There were rather explicit and active efforts to control the narrative around lab leak discourse, including by scientists with some pretty bad conflicts of interest.https://t.co/gDsKdGb9Xt
— Nate Silver (@NateSilver538) February 28, 2023
In fairness, he’s been doing this since February of this year, but it’s intensified as of late. His X activity has been devoted to discussing this topic over the past few days. It’s not clear why this conspiracy theory is resurgent. The lab leak theory is a debunked theory about how the Covid pandemic began and spread. In essence, it posits that studies of coronaviruses at the Wuhan Institute of Virology led to an accidental or even intentional outbreak of covid-19. It’s been floated by people like Jon Stewart as well, an unfortunate fact we all have to deal with.

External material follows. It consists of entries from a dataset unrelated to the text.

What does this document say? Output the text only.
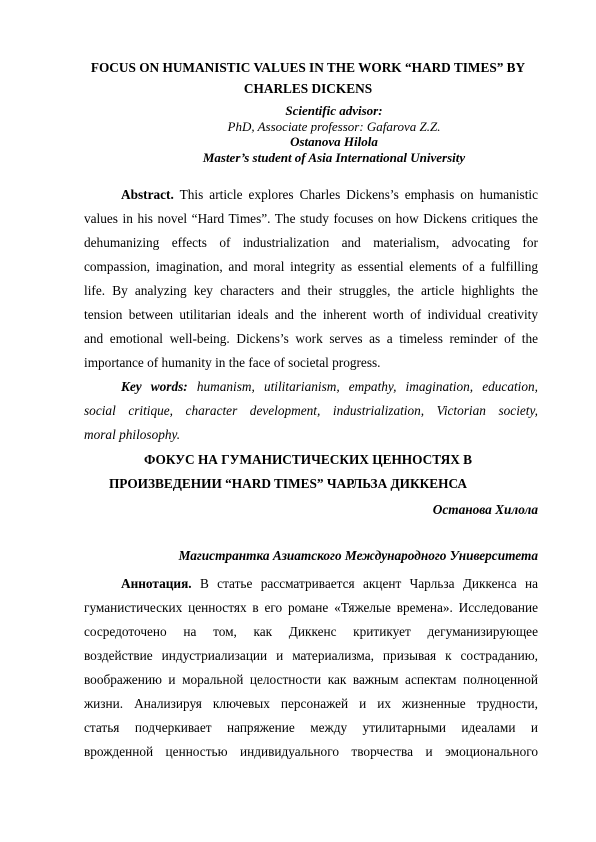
FOCUS ON HUMANISTIC VALUES IN THE WORK “HARD TIMES” BY
CHARLES DICKENS
Scientific advisor:
PhD, Associate professor: Gafarova Z.Z.
Ostanova Hilola
Master’s student of Asia International University
Abstract. This article explores Charles Dickens’s emphasis on humanistic
values in his novel “Hard Times”. The study focuses on how Dickens critiques the
dehumanizing effects of industrialization and materialism, advocating for
compassion, imagination, and moral integrity as essential elements of a fulfilling
life. By analyzing key characters and their struggles, the article highlights the
tension between utilitarian ideals and the inherent worth of individual creativity
and emotional well-being. Dickens’s work serves as a timeless reminder of the
importance of humanity in the face of societal progress.
Key words: humanism, utilitarianism, empathy, imagination, education,
social critique, character development, industrialization, Victorian society,
moral philosophy.
ФОКУС НА ГУМАНИСТИЧЕСКИХ ЦЕННОСТЯХ В
ПРОИЗВЕДЕНИИ “HARD TIMES” ЧАРЛЬЗА ДИККЕНСА
Останова Хилола
Магистрантка Азиатского Международного Университета
Аннотация. В статье рассматривается акцент Чарльза Диккенса на
гуманистических ценностях в его романе «Тяжелые времена». Исследование
сосредоточено на том, как Диккенс критикует дегуманизирующее
воздействие индустриализации и материализма, призывая к состраданию,
воображению и моральной целостности как важным аспектам полноценной
жизни. Анализируя ключевых персонажей и их жизненные трудности,
статья подчеркивает напряжение между утилитарными идеалами и
врожденной ценностью индивидуального творчества и эмоционального
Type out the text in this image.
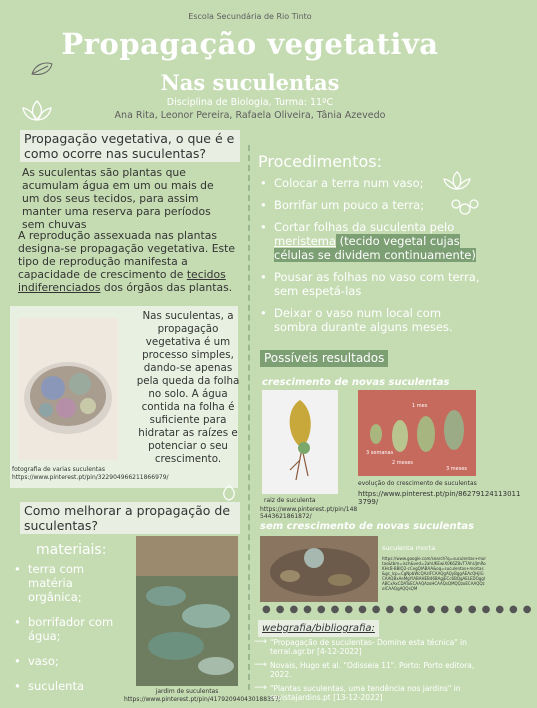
Escola Secundária de Rio Tinto
Propagação vegetativa
Nas suculentas
Disciplina de Biologia, Turma: 11ºC
Ana Rita, Leonor Pereira, Rafaela Oliveira, Tânia Azevedo
Propagação vegetativa, o que é e como ocorre nas suculentas?
As suculentas são plantas que acumulam água em um ou mais de um dos seus tecidos, para assim manter uma reserva para períodos sem chuvas
A reprodução assexuada nas plantas designa-se propagação vegetativa. Este tipo de reprodução manifesta a capacidade de crescimento de tecidos indiferenciados dos órgãos das plantas.
fotografia de varias suculentas
https://www.pinterest.pt/pin/322904966211866979/
Nas suculentas, a propagação vegetativa é um processo simples, dando-se apenas pela queda da folha no solo. A água contida na folha é suficiente para hidratar as raízes e potenciar o seu crescimento.
Como melhorar a propagação de suculentas?
materiais:
• terra com matéria orgânica;
• borrifador com água;
• vaso;
• suculenta	jardim de suculentas
https://www.pinterest.pt/pin/417920940430188357/
Procedimentos:
• Colocar a terra num vaso;
• Borrifar um pouco a terra;
• Cortar folhas da suculenta pelo meristema (tecido vegetal cujas células se dividem continuamente)
• Pousar as folhas no vaso com terra, sem espetá-las
• Deixar o vaso num local com sombra durante alguns meses.
Possíveis resultados
crescimento de novas suculentas
raiz de suculenta
https://www.pinterest.pt/pin/148 5443621861872/
1 mes
3 semanas
2 meses
3 meses
evolução do crescimento de suculentas
https://www.pinterest.pt/pin/86279124113011 3799/
sem crescimento de novas suculentas
suculenta morta
https://www.google.com/search?q=suculentas+mortas&tbm=isch&ved=2ahUKEwiX0K6Z8vT7AhUJmRoKHcB-BBIQ2-cCegQIABAA&oq=suculentas+mortas&gs_lcp=CgNpbWcQAzIFCAAQgAQyBggAEAcQHjIGCAAQBxAeMgYIABAHEB46BAgjECc6BQgAELEDOggIABCxAxCDAToECAAQAzoHCAAQsQMQQzoECAAQQzoICAAQgAQQsQM
●●●●●●●●●●●●●●●●●●●●
webgrafia/bibliografia:
⟶ "Propagação de suculentas- Domine esta técnica" in terral.agr.br [4-12-2022]
⟶ Novais, Hugo et al. "Odisseia 11". Porto: Porto editora, 2022.
⟶ "Plantas suculentas, uma tendência nos jardins" in revistajardins.pt [13-12-2022]
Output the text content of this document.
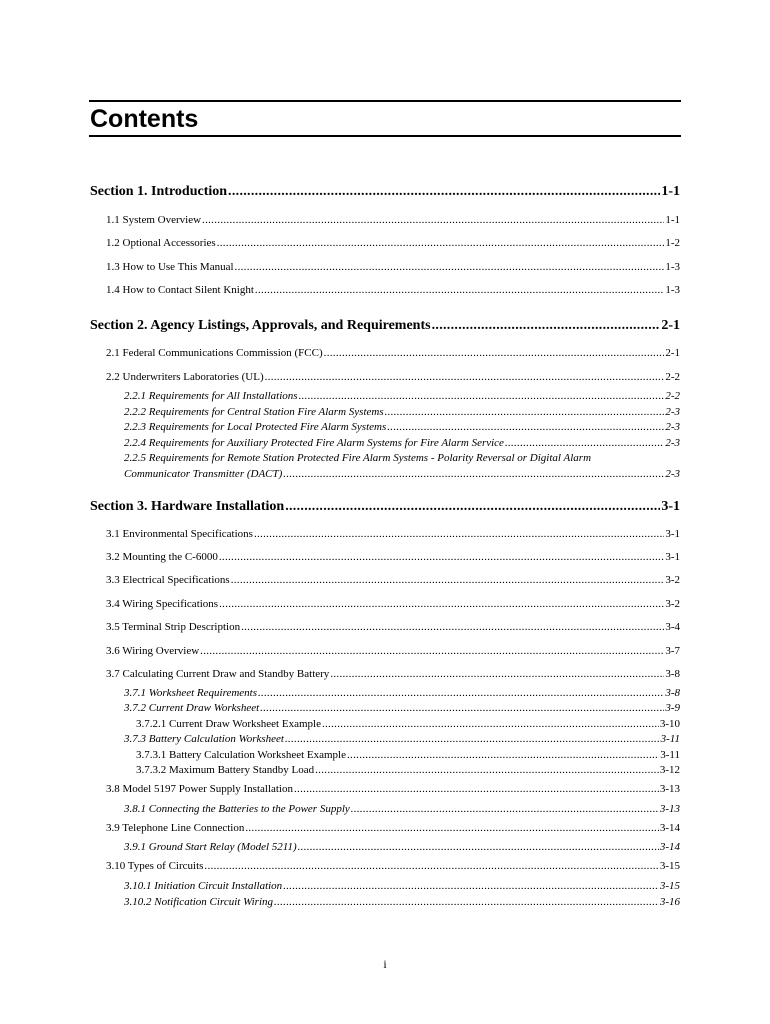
Contents
Section 1. Introduction .....	1-1
1.1 System Overview .....	1-1
1.2 Optional Accessories .....	1-2
1.3 How to Use This Manual .....	1-3
1.4 How to Contact Silent Knight .....	1-3
Section 2. Agency Listings, Approvals, and Requirements .....	2-1
2.1 Federal Communications Commission (FCC) .....	2-1
2.2 Underwriters Laboratories (UL) .....	2-2
2.2.1 Requirements for All Installations .....	2-2
2.2.2 Requirements for Central Station Fire Alarm Systems .....	2-3
2.2.3 Requirements for Local Protected Fire Alarm Systems .....	2-3
2.2.4 Requirements for Auxiliary Protected Fire Alarm Systems for Fire Alarm Service .....	2-3
2.2.5 Requirements for Remote Station Protected Fire Alarm Systems - Polarity Reversal or Digital Alarm
Communicator Transmitter (DACT) .....	2-3
Section 3. Hardware Installation .....	3-1
3.1 Environmental Specifications .....	3-1
3.2 Mounting the C-6000 .....	3-1
3.3 Electrical Specifications .....	3-2
3.4 Wiring Specifications .....	3-2
3.5 Terminal Strip Description .....	3-4
3.6 Wiring Overview .....	3-7
3.7 Calculating Current Draw and Standby Battery .....	3-8
3.7.1 Worksheet Requirements .....	3-8
3.7.2 Current Draw Worksheet .....	3-9
3.7.2.1 Current Draw Worksheet Example .....	3-10
3.7.3 Battery Calculation Worksheet .....	3-11
3.7.3.1 Battery Calculation Worksheet Example .....	3-11
3.7.3.2 Maximum Battery Standby Load .....	3-12
3.8 Model 5197 Power Supply Installation .....	3-13
3.8.1 Connecting the Batteries to the Power Supply .....	3-13
3.9 Telephone Line Connection .....	3-14
3.9.1 Ground Start Relay (Model 5211) .....	3-14
3.10 Types of Circuits .....	3-15
3.10.1 Initiation Circuit Installation .....	3-15
3.10.2 Notification Circuit Wiring .....	3-16
i
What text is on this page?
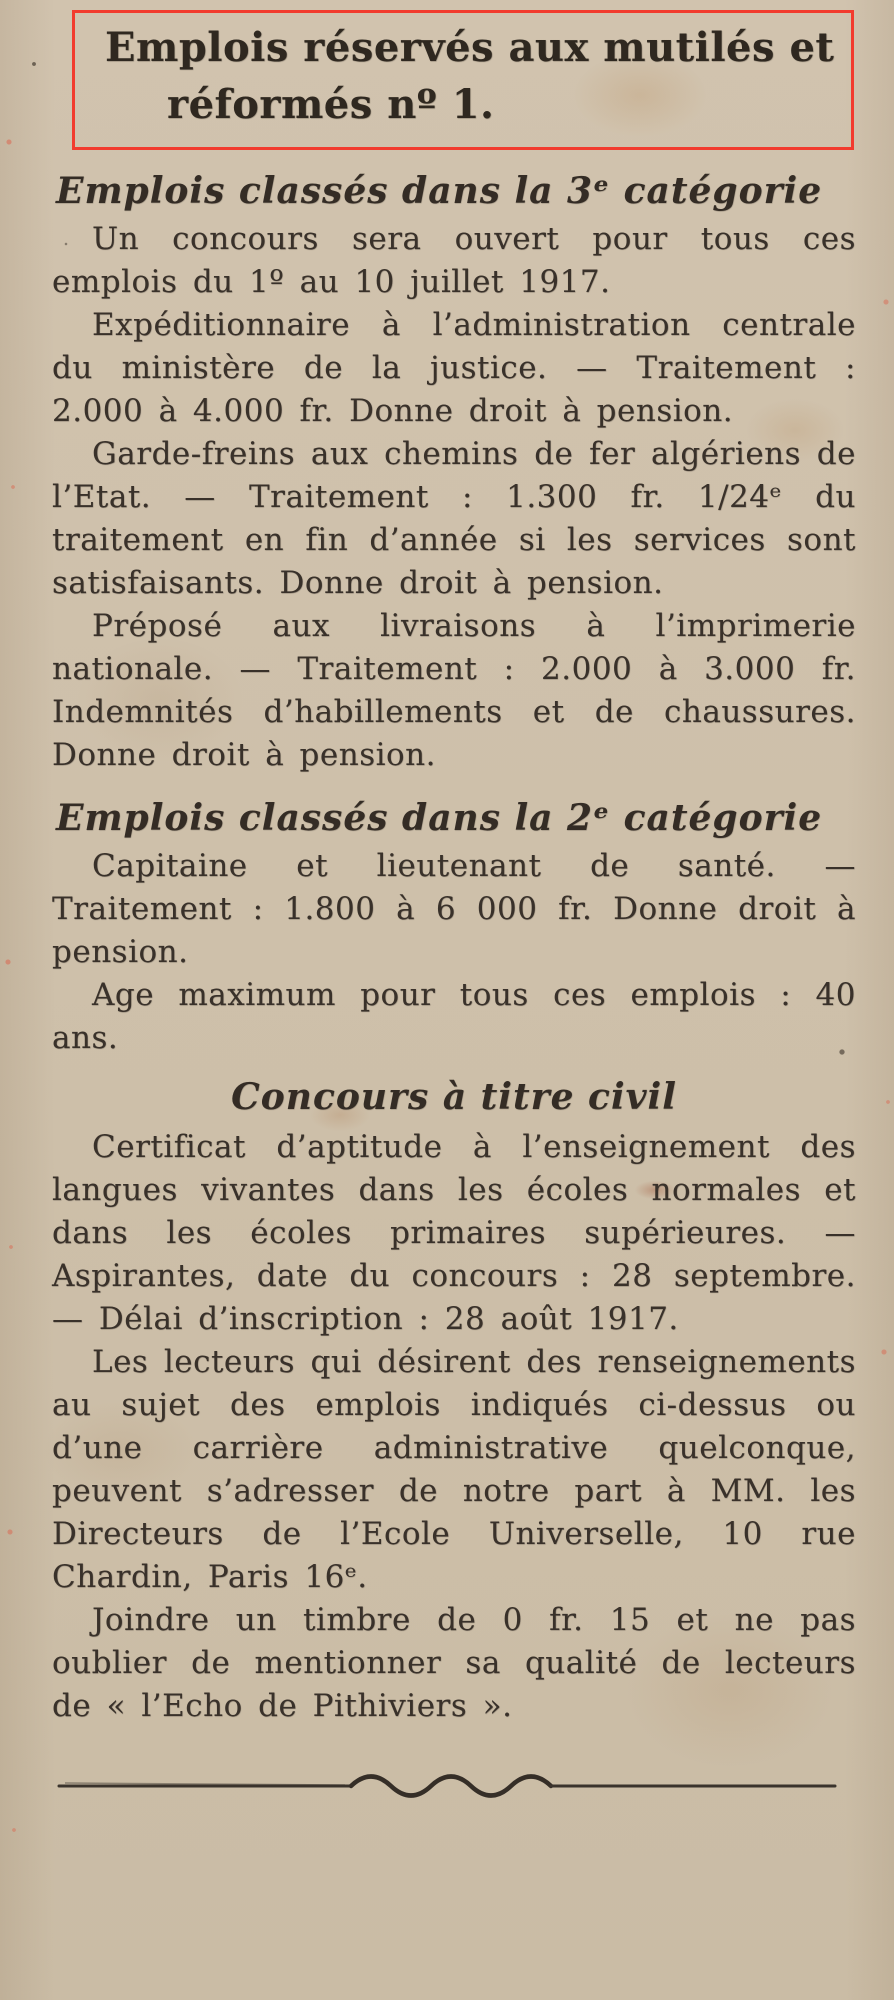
Emplois réservés aux mutilés et réformés nº 1.
Emplois classés dans la 3ᵉ catégorie

Un concours sera ouvert pour tous ces emplois du 1º au 10 juillet 1917.

Expéditionnaire à l’administration centrale du ministère de la justice. — Traitement : 2.000 à 4.000 fr. Donne droit à pension.

Garde-freins aux chemins de fer algériens de l’Etat. — Traitement : 1.300 fr. 1/24ᵉ du traitement en fin d’année si les services sont satisfaisants. Donne droit à pension.

Préposé aux livraisons à l’imprimerie nationale. — Traitement : 2.000 à 3.000 fr. Indemnités d’habillements et de chaussures. Donne droit à pension.

Emplois classés dans la 2ᵉ catégorie

Capitaine et lieutenant de santé. — Traitement : 1.800 à 6 000 fr. Donne droit à pension.

Age maximum pour tous ces emplois : 40 ans.

Concours à titre civil

Certificat d’aptitude à l’enseignement des langues vivantes dans les écoles normales et dans les écoles primaires supérieures. — Aspirantes, date du concours : 28 septembre. — Délai d’inscription : 28 août 1917.

Les lecteurs qui désirent des renseignements au sujet des emplois indiqués ci-dessus ou d’une carrière administrative quelconque, peuvent s’adresser de notre part à MM. les Directeurs de l’Ecole Universelle, 10 rue Chardin, Paris 16ᵉ.

Joindre un timbre de 0 fr. 15 et ne pas oublier de mentionner sa qualité de lecteurs de « l’Echo de Pithiviers ».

For Silver’s part, he’s specifically signal-boosting Paul Thacker. Thacker is an infamous conservative flack masquerading as a journalist. He writes for the Brownstone Institute, a COVID conspiracy group headed by a child labor and child tobacco usage advocate! Thacker was also one of the chosen journalists to report on the “Twitter Files” so you know he can be trusted!
This is quite bad. A group of virologists wanted to do gain-of-function research on COVID viruses in Wuhan in ways that closely matched the SARS-CoV-2 virus that's killed 8+ million, but tried to hide the Wuhan linkages and got a lot of help in doing so from science journalists. https://t.co/0KNFoIfNLb
— Nate Silver (@NateSilver538) December 23, 2023
As a fun side note, Thacker also claimed that journalist Taylor Lorenz used family connections who owned the Internet Archive to have information removed. What a stable source of information to be turning to!
So is Nate Silver OK? That might be a matter of perspective, but considering he’s seemingly sinking in deeper with nutbar conservatives, I would say no, and perhaps a wellness check is in order.